Since 1980, Democrats have held the Senate majority for 2 years, the House majority for 6 years, and full Congressional majority for 10 years. Conversely, Republicans held the Senate for 6 years, the House for 2 years, and both for 10 years. Oddly enough, over the last 28 years, Democrats and Republicans have both held or shared control of the legislature for 18 years. You can see that both parties share in the creation of the problems over this period of time.

Now, to the question: "reaching across the aisle" is a myth that is meant to sound as though you are talking about compromise. But let's look at who is asked to "reach across the aisle". In my years of political experience, it is only the Republicans - and more specifically, conservatives - who are asked, and practically demanded, to reach across the aisle. Conversely, Democrats and liberals treat the aisle as though it's some type of invisible fence; should they cross it, there will be wailing and gnashing of teeth, and maybe even death. (smile)

So let's take off the blinders, and say what this really means: "Reaching across the aisle" is a call for conservatives to give up on their beliefs and ideals in order to write law that benefits Democrats and liberals. While Democrats continue to judge conservatives by their own values and call them on their indiscretions when they occur, Democrats are never called out on theirs, or called upon to compromise and sacrifice their beliefs and ideals for the good of the country. Shame on the Republicans for letting them get away with this! And shame on the Democrats for putting party over country!

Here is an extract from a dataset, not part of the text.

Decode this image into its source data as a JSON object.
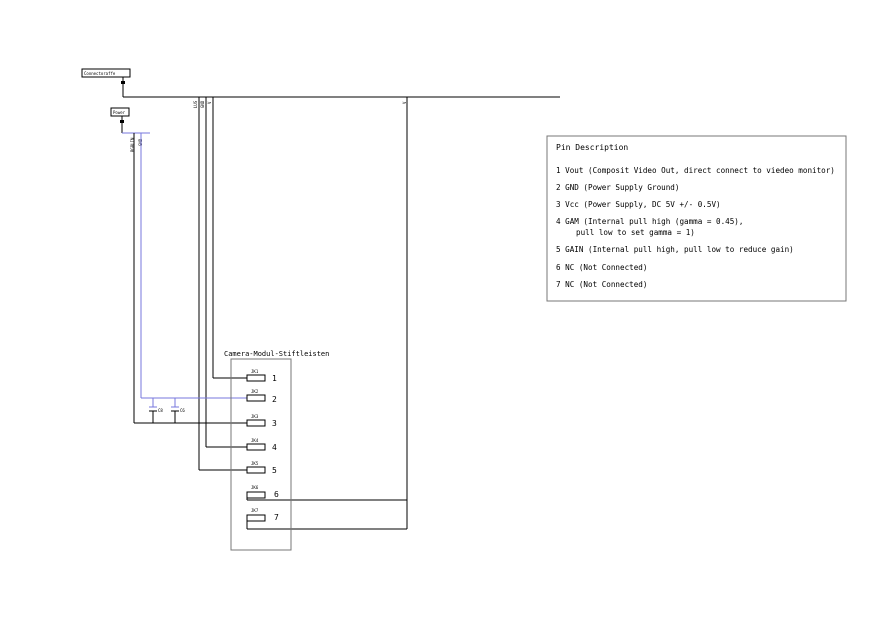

As of today, right now, the term "reaching across the aisle" died. I will play by the same play book the Democrats do. If they want compromise, they can walk into the aisle just as easily as I can, but I will not reach across the aisle any more than they currently do.
And then, the response to a second debate question:

Candidate "X", what will you do to work with Congress and make progress on behalf of the American people?
That is another great question that I am excited to answer. On behalf of the American people, I would not work with Congress. As defined in the articles of our great Constitution, which I, on inauguration day, will promise to uphold and defend, I will work to fulfill the responsibilities of my office. My expectation would be that the 535 members of Congress would do the same. We will do no more, and no less, otherwise we would be abusing the powers and duties granted to us in the Constitution.

What does that mean? It means that it is the legislature's responsibility to create bills that they deem appropriate for the country. When I believe Congress gets it right, I will sign those bills into law. And, when I believe Congress gets it wrong, I am to veto those bills. And if Congress disagrees with my veto, then they have the ability by super majority vote to override my veto. These checks and balances were created so that the federal government doesn't become some type of super power, meant to be taken over by two political parties or special interests.

See, this isn't about how well the President and Congress work together. That plays to our desire to get along, but doesn't lead to good government. This is about performing our duties and obligations as stated in the Constitution. So I will not work with Congress, and I will not expect them to work with me. I will expect that they will do what they are required to do by the Constitution, and nothing more, and that I will do the same.
The candidate who answers those two questions in this manner will be my dream candidate. That would prove country over party, regardless of the party.

I can dream, can't I?

(And doesn't George Lynch play a wicked solo on the song at the link?)

Party in power facts taken from here.